Obviously, Manhattan Project National Park could generate controversy, and where there’s controversy, there’s Congress. The bill to create the park was shot down in the House of Representatives in September.
“We’re talking about the devastation of the people of Hiroshima and Nagasaki — hundreds of thousands killed, $10 trillion Cold War between the U.S. and Russia, tens of thousands of nuclear weapons which today threaten the existence of the world — and this is something we should celebrate?” Rep. Dennis Kucinich (D-Ohio) said at the time.
Kucinich may have (gloriously) tried to impeach President George W. Bush, but this time he’s not seeing the big picture. Aside from the obvious logistical issues inherent in opening a former nuclear test, and current weapons lab, to the public, Los Alamos would be an incredibly valuable educational tool.
The atomic bombs dropped on Japan during World War II were the most destructive weapons ever unleashed by humankind, and constant recognition of that fact is what has kept the United States and other countries from using them again.
Seventy-one years after Pearl Harbor, Americans still remember World War II with reverence and respect for the people who fought and died. Ignoring how it ended because it might not make the country look good would be a bit silly.
The bombs may have killed thousands of people and started the Cold War, but they are still a part of our history. So while we shouldn’t celebrate the deaths of our former enemies, we should acknowledge them.

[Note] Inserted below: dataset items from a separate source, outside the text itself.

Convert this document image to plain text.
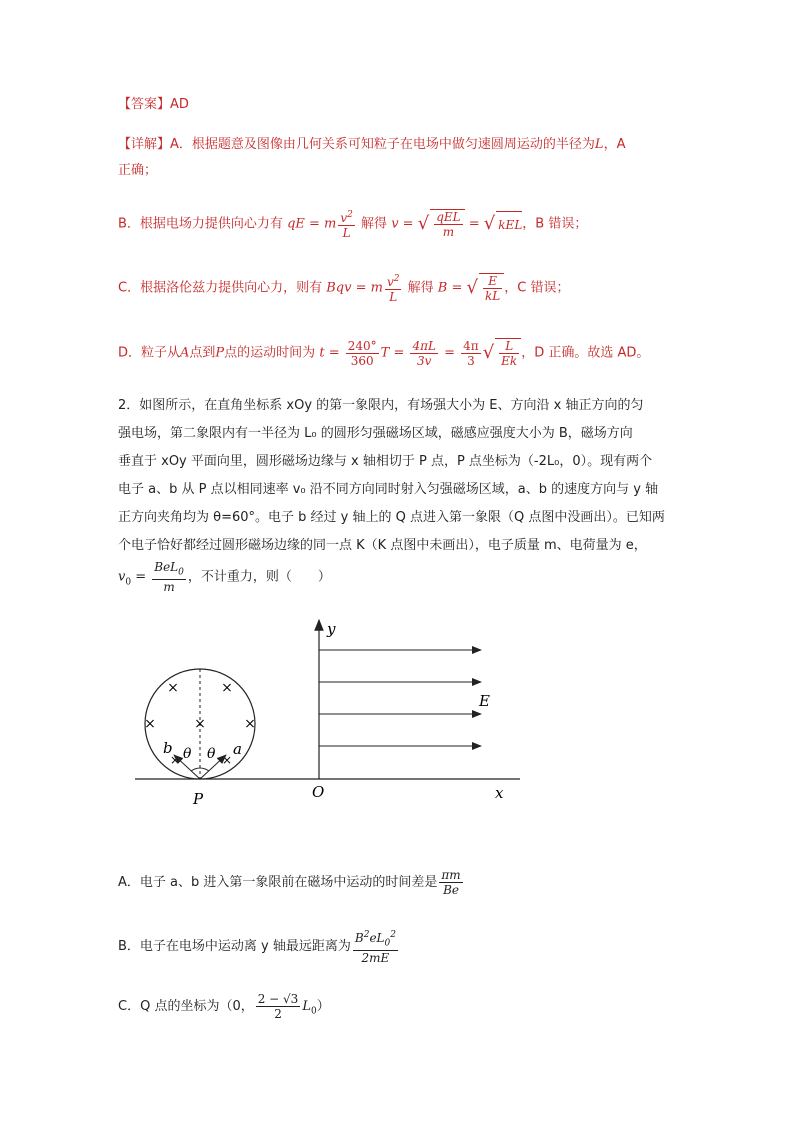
【答案】AD
【详解】A．根据题意及图像由几何关系可知粒子在电场中做匀速圆周运动的半径为L，A
正确；
B．根据电场力提供向心力有 qE = m $\frac{v^2}{L}$ 解得 v = √ $\frac{\text{qEL}}{m}$ = √ kEL，B 错误；
C．根据洛伦兹力提供向心力，则有 Bqv = m $\frac{v^2}{L}$ 解得 B = √ $\frac{E}{kL}$ ，C 错误；
D．粒子从A点到P点的运动时间为 $t = \frac{240^\circ}{360}$ $T = \frac{4\pi L}{3v} = \frac{4\pi}{3}$ √ $\frac{L}{Ek}$ ，D 正确。故选 AD。
2．如图所示，在直角坐标系 xOy 的第一象限内，有场强大小为 E、方向沿 x 轴正方向的匀
强电场，第二象限内有一半径为 L₀ 的圆形匀强磁场区域，磁感应强度大小为 B，磁场方向
垂直于 xOy 平面向里，圆形磁场边缘与 x 轴相切于 P 点，P 点坐标为（-2L₀，0）。现有两个
电子 a、b 从 P 点以相同速率 v₀ 沿不同方向同时射入匀强磁场区域，a、b 的速度方向与 y 轴
正方向夹角均为 θ=60°。电子 b 经过 y 轴上的 Q 点进入第一象限（Q 点图中没画出）。已知两
个电子恰好都经过圆形磁场边缘的同一点 K（K 点图中未画出），电子质量 m、电荷量为 e，
$v_0 = \frac{BeL_0}{m}$ ，不计重力，则（　　）
×	×
×	×	×
×	×
b θ θ a
P	O	x
y
E
A．电子 a、b 进入第一象限前在磁场中运动的时间差是 $\frac{\pi m}{Be}$
B．电子在电场中运动离 y 轴最远距离为 $\frac{B^2eL_0^2}{2mE}$
C．Q 点的坐标为（0， $\frac{2 - √3}{2} L_0$）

If it is true to the story of the Manhattan Project, this park should do just that. It won’t depict mad scientists gleefully working on a weapon of mass destruction, but the most brilliant minds of a generation trying to end a war while expanding humanity’s scientific knowledge, and knowing exactly what they were doing.
This is the kind of thing that sounds like a political or moral issue only if you don’t think about it. American national parks commemorate the bloodiest battles of the Civil War, and expose the exploitation of slaves and sweatshop workers.
In fact, there are already publicly-funded museums that already discuss the atomic bomb. The United States Miliatry Academy’s museum includes a replica “Fat Man” bomb, like the one dropped on Nagasaki. Enola Gay, the plane that dropped the first atomic bomb, is one display at the National Air & Space Museum’s Udvar-Hazy Center.
History isn’t pretty, and sanitizing it won’t change that. Atomic weapons killed many people, but they were the weapons that ended the Second World War. Trying to teach people about those events has nothing to do with glorifying them, it’s just an acknowledgment of the truth.